Why Fewer Americans Are Googling Things
People who are coming online now are getting used to a world in which they go to apps rather than a browser to look for something.
As Quartz argued last year, Google’s hold on the search market is indisputably solid, but it is not set in stone. While no single company will be able to bump Google off its pedestal, several rivals are attacking from different fronts—the latest of which involves Mozilla’s Firefox browser.
In November, Yahoo and Mozilla sewed up a deal to make Yahoo the default search engine on Firefox. Enough Firefox users are typing queries into the search field—without having changed the default setting—that the arrangement seems to be chipping away already at Google’s US market share in search, while boosting Yahoo’s.
Google’s market share in search in the US fell to 75.2% in December, down from 77.3% in November and 79.3% in December 2013. Meanwhile, Yahoo search grew to 10.4% of the market from 8.6% in November, according to Statcounter.
Google’s share hasn’t been this low since Statcounter began tracking the data in 2008, Bloomberg reports. Danny Sullivan of Search Engline Land, a trade publication, told Bloomberg that Google shouldn’t be too worried about the Mozilla-Yahoo deal. Firefox’s share in the browser market is declining. Chrome, Google’s browser, is rising. In the long run, Google may well win back lost market share in search.

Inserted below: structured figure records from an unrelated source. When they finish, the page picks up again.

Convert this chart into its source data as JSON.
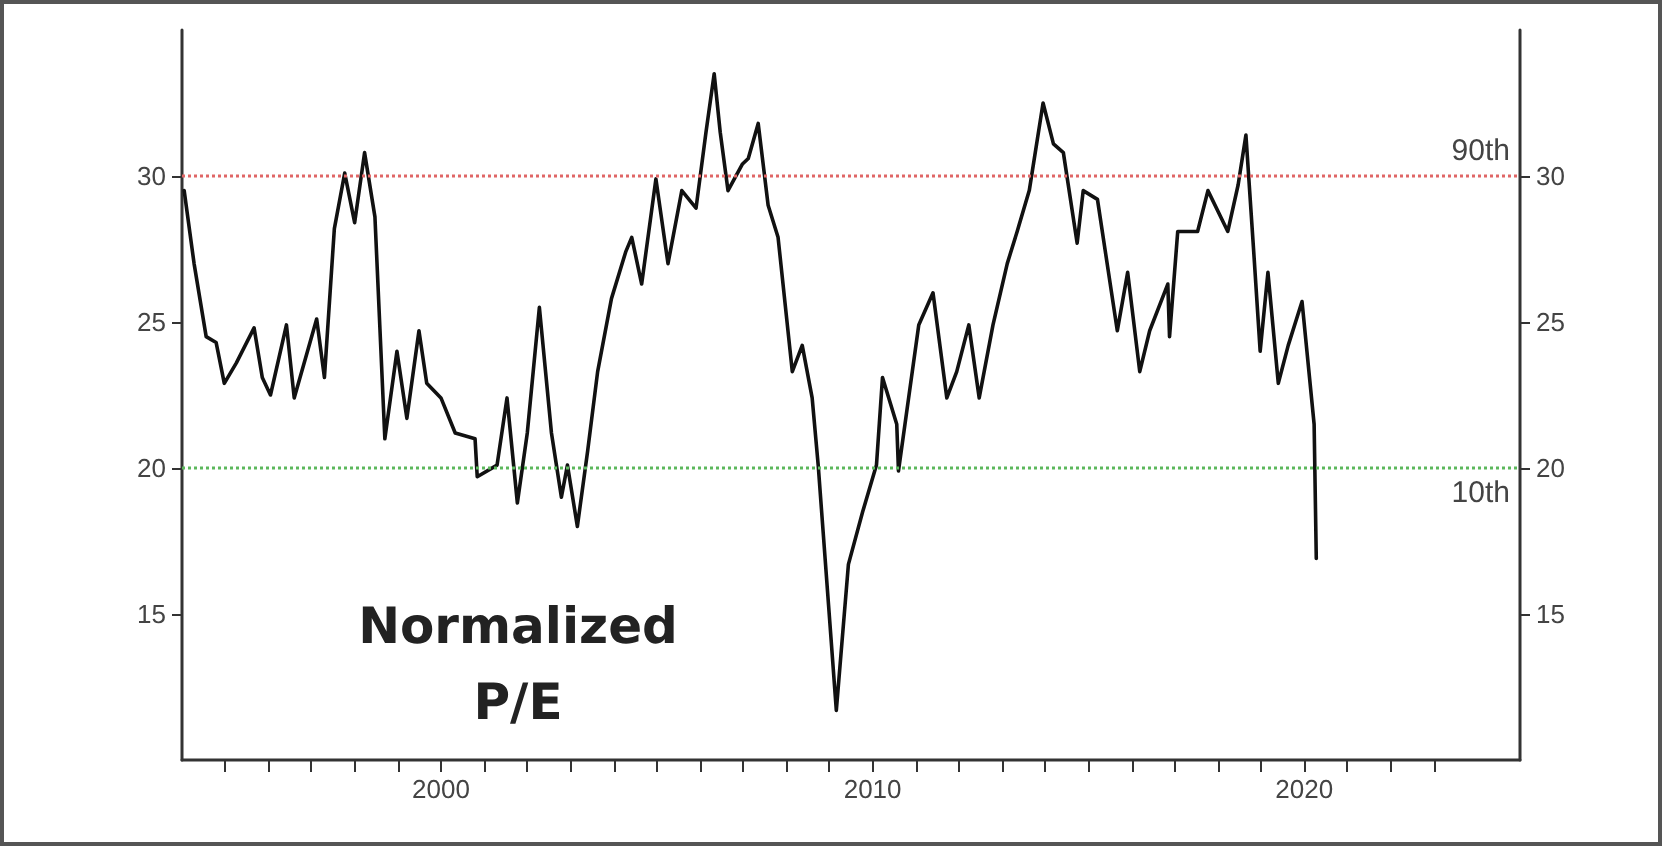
{
  "chart_data": {
    "type": "line",
    "annotations": [
      "Normalized P/E"
    ],
    "x": [
      1994.05,
      1994.28,
      1994.56,
      1994.79,
      1994.98,
      1995.26,
      1995.67,
      1995.86,
      1996.05,
      1996.42,
      1996.6,
      1997.12,
      1997.3,
      1997.53,
      1997.77,
      1998.0,
      1998.23,
      1998.47,
      1998.7,
      1998.98,
      1999.21,
      1999.49,
      1999.67,
      2000.0,
      2000.33,
      2000.79,
      2000.84,
      2001.3,
      2001.53,
      2001.77,
      2002.0,
      2002.28,
      2002.56,
      2002.79,
      2002.93,
      2003.16,
      2003.4,
      2003.63,
      2003.95,
      2004.28,
      2004.42,
      2004.65,
      2004.98,
      2005.26,
      2005.58,
      2005.91,
      2006.14,
      2006.33,
      2006.47,
      2006.65,
      2006.98,
      2007.12,
      2007.35,
      2007.58,
      2007.81,
      2008.14,
      2008.37,
      2008.6,
      2008.74,
      2008.98,
      2009.16,
      2009.44,
      2009.77,
      2010.09,
      2010.23,
      2010.56,
      2010.6,
      2011.07,
      2011.4,
      2011.72,
      2011.95,
      2012.23,
      2012.47,
      2012.79,
      2013.12,
      2013.35,
      2013.63,
      2013.95,
      2014.19,
      2014.42,
      2014.74,
      2014.88,
      2015.21,
      2015.67,
      2015.91,
      2016.19,
      2016.42,
      2016.84,
      2016.88,
      2017.07,
      2017.53,
      2017.77,
      2018.23,
      2018.47,
      2018.65,
      2018.84,
      2018.98,
      2019.16,
      2019.4,
      2019.63,
      2019.95,
      2020.23,
      2020.28
    ],
    "series": [
      {
        "color": "#111111",
        "values": [
          29.5,
          27.0,
          24.5,
          24.3,
          22.9,
          23.6,
          24.8,
          23.1,
          22.5,
          24.9,
          22.4,
          25.1,
          23.1,
          28.2,
          30.1,
          28.4,
          30.8,
          28.6,
          21.0,
          24.0,
          21.7,
          24.7,
          22.9,
          22.4,
          21.2,
          21.0,
          19.7,
          20.1,
          22.4,
          18.8,
          21.2,
          25.5,
          21.2,
          19.0,
          20.1,
          18.0,
          20.6,
          23.3,
          25.8,
          27.4,
          27.9,
          26.3,
          29.9,
          27.0,
          29.5,
          28.9,
          31.5,
          33.5,
          31.5,
          29.5,
          30.4,
          30.6,
          31.8,
          29.0,
          27.9,
          23.3,
          24.2,
          22.4,
          20.1,
          15.3,
          11.7,
          16.7,
          18.5,
          20.1,
          23.1,
          21.5,
          19.9,
          24.9,
          26.0,
          22.4,
          23.3,
          24.9,
          22.4,
          24.9,
          27.0,
          28.1,
          29.5,
          32.5,
          31.1,
          30.8,
          27.7,
          29.5,
          29.2,
          24.7,
          26.7,
          23.3,
          24.7,
          26.3,
          24.5,
          28.1,
          28.1,
          29.5,
          28.1,
          29.7,
          31.4,
          27.2,
          24.0,
          26.7,
          22.9,
          24.2,
          25.7,
          21.5,
          16.9
        ]
      }
    ],
    "xlim": [
      1994,
      2025
    ],
    "xticks": [
      {
        "value": 1995,
        "label": null
      },
      {
        "value": 1996,
        "label": null
      },
      {
        "value": 1997,
        "label": null
      },
      {
        "value": 1998,
        "label": null
      },
      {
        "value": 1999,
        "label": null
      },
      2000,
      {
        "value": 2001,
        "label": null
      },
      {
        "value": 2002,
        "label": null
      },
      {
        "value": 2003,
        "label": null
      },
      {
        "value": 2004,
        "label": null
      },
      {
        "value": 2005,
        "label": null
      },
      {
        "value": 2006,
        "label": null
      },
      {
        "value": 2007,
        "label": null
      },
      {
        "value": 2008,
        "label": null
      },
      {
        "value": 2009,
        "label": null
      },
      2010,
      {
        "value": 2011,
        "label": null
      },
      {
        "value": 2012,
        "label": null
      },
      {
        "value": 2013,
        "label": null
      },
      {
        "value": 2014,
        "label": null
      },
      {
        "value": 2015,
        "label": null
      },
      {
        "value": 2016,
        "label": null
      },
      {
        "value": 2017,
        "label": null
      },
      {
        "value": 2018,
        "label": null
      },
      {
        "value": 2019,
        "label": null
      },
      2020,
      {
        "value": 2021,
        "label": null
      },
      {
        "value": 2022,
        "label": null
      },
      {
        "value": 2023,
        "label": null
      }
    ],
    "ylim": [
      10,
      35
    ],
    "yticks": [
      15,
      20,
      25,
      30
    ],
    "y2lim": [
      10,
      35
    ],
    "y2ticks": [
      15,
      20,
      25,
      30
    ],
    "ref_lines": [
      {
        "axis": "y",
        "value": 30,
        "label": "90th",
        "color": "#e06666",
        "line_style": "dotted"
      },
      {
        "axis": "y",
        "value": 20,
        "label": "10th",
        "color": "#5cb85c",
        "line_style": "dotted"
      }
    ],
    "grid": false,
    "marker": "none",
    "line_style": "solid"
  }
}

But to be complacent about the long term would be foolish—and not just because Facebook now is ramping up its efforts on search.
The December dip in market share for Google shows how reliant the largest web companies are on the laziness of users. Researchers have shown over and over again that everyday users do not change the default settings on the software they use.

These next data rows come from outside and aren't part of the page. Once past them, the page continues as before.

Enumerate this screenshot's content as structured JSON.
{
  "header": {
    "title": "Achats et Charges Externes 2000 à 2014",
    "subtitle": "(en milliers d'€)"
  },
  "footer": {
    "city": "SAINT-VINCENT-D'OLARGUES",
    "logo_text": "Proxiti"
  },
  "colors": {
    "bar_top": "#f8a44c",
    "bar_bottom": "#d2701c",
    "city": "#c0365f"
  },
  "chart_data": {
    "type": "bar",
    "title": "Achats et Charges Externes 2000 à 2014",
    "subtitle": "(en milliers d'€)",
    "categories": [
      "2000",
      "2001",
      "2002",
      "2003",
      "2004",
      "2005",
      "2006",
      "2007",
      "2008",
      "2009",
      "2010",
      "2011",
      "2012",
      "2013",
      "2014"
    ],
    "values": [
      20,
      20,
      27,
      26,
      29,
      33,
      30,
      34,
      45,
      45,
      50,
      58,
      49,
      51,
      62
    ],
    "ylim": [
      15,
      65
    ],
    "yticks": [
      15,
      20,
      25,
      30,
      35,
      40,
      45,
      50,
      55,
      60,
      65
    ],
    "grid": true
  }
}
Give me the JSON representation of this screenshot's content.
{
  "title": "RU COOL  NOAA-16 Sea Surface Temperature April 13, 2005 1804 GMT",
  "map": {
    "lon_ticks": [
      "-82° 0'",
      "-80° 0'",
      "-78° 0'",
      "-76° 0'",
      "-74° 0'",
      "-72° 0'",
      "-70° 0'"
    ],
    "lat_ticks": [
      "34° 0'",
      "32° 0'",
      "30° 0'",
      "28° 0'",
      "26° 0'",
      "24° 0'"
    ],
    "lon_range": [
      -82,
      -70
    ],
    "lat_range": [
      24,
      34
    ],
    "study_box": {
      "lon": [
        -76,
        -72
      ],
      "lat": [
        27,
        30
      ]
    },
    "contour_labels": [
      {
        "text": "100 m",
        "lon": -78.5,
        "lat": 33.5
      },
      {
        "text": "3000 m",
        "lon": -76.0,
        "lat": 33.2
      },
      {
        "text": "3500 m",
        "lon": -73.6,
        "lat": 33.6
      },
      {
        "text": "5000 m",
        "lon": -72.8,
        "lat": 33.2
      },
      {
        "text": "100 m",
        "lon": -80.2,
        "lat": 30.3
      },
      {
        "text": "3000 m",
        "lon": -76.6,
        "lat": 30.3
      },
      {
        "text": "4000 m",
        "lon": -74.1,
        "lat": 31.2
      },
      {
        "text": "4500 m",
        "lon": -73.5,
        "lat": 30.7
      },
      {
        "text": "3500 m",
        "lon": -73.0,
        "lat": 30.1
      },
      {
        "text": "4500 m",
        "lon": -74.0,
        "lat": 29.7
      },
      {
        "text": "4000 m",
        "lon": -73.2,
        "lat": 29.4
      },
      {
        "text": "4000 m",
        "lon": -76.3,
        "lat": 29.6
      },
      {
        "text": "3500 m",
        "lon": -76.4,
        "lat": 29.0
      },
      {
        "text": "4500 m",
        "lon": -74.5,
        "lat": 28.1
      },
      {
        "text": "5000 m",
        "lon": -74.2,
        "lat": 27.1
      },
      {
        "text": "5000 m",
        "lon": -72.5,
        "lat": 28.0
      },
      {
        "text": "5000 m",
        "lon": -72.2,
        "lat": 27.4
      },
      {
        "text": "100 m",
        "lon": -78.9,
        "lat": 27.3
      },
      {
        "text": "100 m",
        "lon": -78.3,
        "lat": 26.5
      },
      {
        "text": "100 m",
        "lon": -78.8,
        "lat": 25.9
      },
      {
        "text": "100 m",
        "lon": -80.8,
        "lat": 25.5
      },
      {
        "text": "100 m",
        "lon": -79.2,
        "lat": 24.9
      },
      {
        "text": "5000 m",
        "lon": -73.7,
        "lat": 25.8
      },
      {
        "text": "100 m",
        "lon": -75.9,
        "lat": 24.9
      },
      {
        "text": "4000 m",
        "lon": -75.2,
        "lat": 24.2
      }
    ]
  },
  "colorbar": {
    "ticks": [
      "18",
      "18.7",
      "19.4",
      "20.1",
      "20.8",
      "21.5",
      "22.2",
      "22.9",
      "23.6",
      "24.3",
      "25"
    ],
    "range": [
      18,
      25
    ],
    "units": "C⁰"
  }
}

These are dangerous signs for a company that has established the default behaviour on desktop and laptop computers but has failed to do something similar on mobile, which serves as the digital on-ramp for the vast majority of new internet users. People who are coming online now are getting used to a world in which they go to apps rather than a browser to look for something, and such habits will be hard to shake—which means that whoever can convince these users that theirs is the app to go to stands to gain the most.

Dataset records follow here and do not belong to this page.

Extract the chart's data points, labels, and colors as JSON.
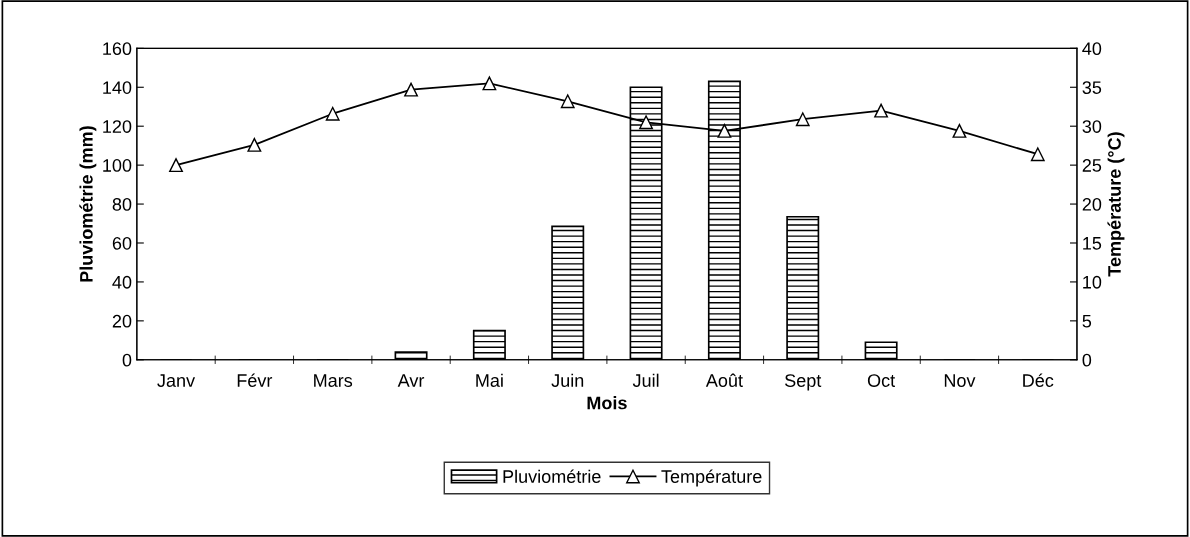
{
  "chart_data": {
    "type": "bar",
    "categories": [
      "Janv",
      "Févr",
      "Mars",
      "Avr",
      "Mai",
      "Juin",
      "Juil",
      "Août",
      "Sept",
      "Oct",
      "Nov",
      "Déc"
    ],
    "xlabel": "Mois",
    "ylabel": "Pluviométrie (mm)",
    "y2label": "Température (°C)",
    "ylim": [
      0,
      160
    ],
    "yticks": [
      0,
      20,
      40,
      60,
      80,
      100,
      120,
      140,
      160
    ],
    "y2lim": [
      0,
      40
    ],
    "y2ticks": [
      0,
      5,
      10,
      15,
      20,
      25,
      30,
      35,
      40
    ],
    "legend": "bottom",
    "grid": false,
    "series": [
      {
        "name": "Pluviométrie",
        "color": "#000000",
        "values": [
          0,
          0,
          0,
          4,
          15,
          68.5,
          140,
          143,
          73.5,
          9,
          0,
          0
        ]
      },
      {
        "name": "Température",
        "type": "line",
        "axis": "y2",
        "color": "#000000",
        "marker": "triangle",
        "line_style": "solid",
        "values": [
          25,
          27.6,
          31.6,
          34.7,
          35.5,
          33.2,
          30.5,
          29.4,
          30.9,
          32,
          29.4,
          26.4
        ]
      }
    ]
  }
}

Meanwhile, other big Silicon Valley firms are trying to change the behavior of more experienced users simply by changing the defaults. Google is said to have lost access to the location data of tens of millions of iPhone users after Apple booted Google Maps of iOS in favor of its own maps product. The signs point to a similar move in the coming years for default search, on Apple computers and phones. The latest version of the Mac operating system, for example, encourages users to type their quick searches into the desktop search function rather than open a browser and go to Google.